Buncombe yazısında, Trump yönetiminin bu tür saldırıları ancak ‘akıl hastalığı’ ile açıklamaya çalıştığını ancak saldırılar öncesi yapılan hazırlıklar ve saldırılar arasındaki benzerliklerin tesadüften çok öte olduğunu vurgulayarak şöyle dedi:

“2017’de New York’ta düzenlenen “beyaz üstünlükçülük” karşıtı bir gösteride Trump’ın yüzü “ırkçılığa şimdi son ver” sözleriyle kapatılmıştı (AFP)
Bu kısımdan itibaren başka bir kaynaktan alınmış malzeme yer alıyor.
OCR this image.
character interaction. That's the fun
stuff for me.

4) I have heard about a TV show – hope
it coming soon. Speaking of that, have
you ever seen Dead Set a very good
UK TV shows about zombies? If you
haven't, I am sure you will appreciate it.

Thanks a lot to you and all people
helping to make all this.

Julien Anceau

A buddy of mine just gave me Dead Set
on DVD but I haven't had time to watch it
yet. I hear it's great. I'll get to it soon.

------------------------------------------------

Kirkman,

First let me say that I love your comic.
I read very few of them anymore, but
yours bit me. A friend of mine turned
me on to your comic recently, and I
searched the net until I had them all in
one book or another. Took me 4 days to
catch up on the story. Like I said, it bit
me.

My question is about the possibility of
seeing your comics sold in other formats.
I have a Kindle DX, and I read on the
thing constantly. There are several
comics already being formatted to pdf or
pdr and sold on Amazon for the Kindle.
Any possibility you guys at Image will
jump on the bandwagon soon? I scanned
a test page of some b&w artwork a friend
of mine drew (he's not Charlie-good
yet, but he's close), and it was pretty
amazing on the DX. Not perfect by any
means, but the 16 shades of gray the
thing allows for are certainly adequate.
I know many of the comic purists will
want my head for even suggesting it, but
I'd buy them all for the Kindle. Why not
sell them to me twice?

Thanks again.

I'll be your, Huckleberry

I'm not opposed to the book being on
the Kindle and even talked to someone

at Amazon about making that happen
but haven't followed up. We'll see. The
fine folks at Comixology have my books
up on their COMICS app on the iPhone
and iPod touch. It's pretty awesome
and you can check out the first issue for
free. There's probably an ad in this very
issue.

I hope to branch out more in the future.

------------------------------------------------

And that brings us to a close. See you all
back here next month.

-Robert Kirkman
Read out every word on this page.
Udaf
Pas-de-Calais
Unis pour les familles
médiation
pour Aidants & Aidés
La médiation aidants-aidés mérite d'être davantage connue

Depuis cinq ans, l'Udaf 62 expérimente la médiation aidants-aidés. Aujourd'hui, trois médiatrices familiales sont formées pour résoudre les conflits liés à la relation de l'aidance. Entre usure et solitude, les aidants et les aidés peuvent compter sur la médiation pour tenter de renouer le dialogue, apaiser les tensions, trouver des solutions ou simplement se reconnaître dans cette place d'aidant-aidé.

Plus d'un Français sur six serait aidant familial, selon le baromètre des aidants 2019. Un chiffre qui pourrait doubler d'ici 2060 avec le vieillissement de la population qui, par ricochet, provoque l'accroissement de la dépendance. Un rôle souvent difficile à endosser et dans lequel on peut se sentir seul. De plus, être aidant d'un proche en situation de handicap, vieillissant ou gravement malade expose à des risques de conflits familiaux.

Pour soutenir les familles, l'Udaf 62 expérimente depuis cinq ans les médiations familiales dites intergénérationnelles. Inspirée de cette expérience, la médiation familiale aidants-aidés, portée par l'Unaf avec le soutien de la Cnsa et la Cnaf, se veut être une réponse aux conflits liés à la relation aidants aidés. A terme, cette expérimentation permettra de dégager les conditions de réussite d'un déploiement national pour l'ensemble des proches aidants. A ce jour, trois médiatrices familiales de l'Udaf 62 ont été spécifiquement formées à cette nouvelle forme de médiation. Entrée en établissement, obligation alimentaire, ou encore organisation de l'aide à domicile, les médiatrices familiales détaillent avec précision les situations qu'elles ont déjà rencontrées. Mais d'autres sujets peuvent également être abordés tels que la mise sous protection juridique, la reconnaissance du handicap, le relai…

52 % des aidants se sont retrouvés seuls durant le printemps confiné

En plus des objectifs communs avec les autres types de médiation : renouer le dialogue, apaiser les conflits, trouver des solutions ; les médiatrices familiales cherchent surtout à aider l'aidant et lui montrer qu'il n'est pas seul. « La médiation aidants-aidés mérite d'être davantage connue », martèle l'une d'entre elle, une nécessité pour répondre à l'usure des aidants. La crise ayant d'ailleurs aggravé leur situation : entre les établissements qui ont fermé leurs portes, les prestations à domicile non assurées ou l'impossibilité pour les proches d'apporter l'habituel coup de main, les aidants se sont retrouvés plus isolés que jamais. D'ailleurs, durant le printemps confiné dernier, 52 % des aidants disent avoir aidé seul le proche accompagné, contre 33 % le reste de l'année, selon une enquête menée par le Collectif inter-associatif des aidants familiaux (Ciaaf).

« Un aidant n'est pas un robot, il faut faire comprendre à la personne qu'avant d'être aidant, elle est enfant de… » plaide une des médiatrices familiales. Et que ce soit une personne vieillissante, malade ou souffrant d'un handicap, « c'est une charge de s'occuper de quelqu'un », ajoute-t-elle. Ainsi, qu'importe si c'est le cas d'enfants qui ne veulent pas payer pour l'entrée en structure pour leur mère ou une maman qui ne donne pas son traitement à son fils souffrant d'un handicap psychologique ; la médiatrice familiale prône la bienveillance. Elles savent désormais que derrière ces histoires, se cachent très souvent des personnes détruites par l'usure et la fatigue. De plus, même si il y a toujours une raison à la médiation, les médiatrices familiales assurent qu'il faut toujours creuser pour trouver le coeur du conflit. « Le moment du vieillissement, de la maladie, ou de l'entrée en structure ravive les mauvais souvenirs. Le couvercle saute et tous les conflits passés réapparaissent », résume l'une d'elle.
Biri, siyahi kilisesine saldırmak için iki saat yol katederken, diğeri Hispanikler ve Meksikalılarla dolu olduğunu bildiği bir süpermarkete ateş açmak için 10 saat araç sürdü. Biri yarı otomatik tabanca, diğeriyse yarı otomatik tüfek kullandı.

Her ikisi de beyaz olmayanların (ülkeyi) ele geçirdiği iddialarına dair internetten ırkçı nutuklar paylaştı. Her ikisi de 21 yaşında beyaz erkeklerdi, iddialara göre içlerinden biri toplu katliam gerçekleştirmeye azmetmişti.

2015 yazında Güney Karolina eyaletinin Charleston şehrindeki Emanuel Afrika Metodist Episkopal Kilisesi’ne saldırarak Afrika kökenli 9 Amerikalı’yı öldüren Dylann Roof ile geçen hafta sonu El Paso’da bir Walmart mağazasında ateş açarak 22 kişiyi öldürmekle suçlanan Patrick Crusius arasındaki benzerlikler tesadüften çok öte.

Toplu katliamlara verilen tepkilerdeki benzerlikler de şaşırtıcıydı. Birçoğu, yaşananları fanatik ve aykırı tiplerin işi sayıp önemsiz göstermeye çalıştı; bunlar Donald Trump’ın deyişiyle “çok, çok ciddi derecede akıl hastası” kişilerdi.”

Beyaz üstünlükçülük ve ırkçı şiddet

Akıl sağlığı sorunlarının bu tür olayların çok küçük bir bölümünde etkili olduğunu belirten yazar Buncombe, esas nedenin beyaz üstünlükçülük ve ırkçı şiddet olduğuna dikkat çekti. Bu tür işleri yapmaya can atan çok fazla istekli çıktığını da vurgulayan Buncombe şöyle devam ediyor:

“Ulusun hisleri böylesi katliamlar karşısında kısa süreliğine şoka uğradığında, hatta bunun öncesinde, imdada genelde akıl sağlığı meselesi yetişiyor ve medya başka bir konuya geçiveriyor. Ancak yapılan çalışmalar, şiddet içerikli olayların sadece küçük bir bölümünde akıl sağlığının etkisi olduğunu gösteriyor.

Aksine bu durum şu çıplak gerçeği rahatlıkla örtüyor: Amerika Birleşik Devletleri, burada birçok kişinin görmezden gelmeye veya reddetmeye çalıştığı uzun ve utanç verici bir beyaz üstünlükçülük ve ırkçı şiddet tarihine sahip. Nitekim ulusun kökeni, beyaz insanların hükmetmek ve kontrol etmek için var olduğu fikri üzerine bina edilmiştir.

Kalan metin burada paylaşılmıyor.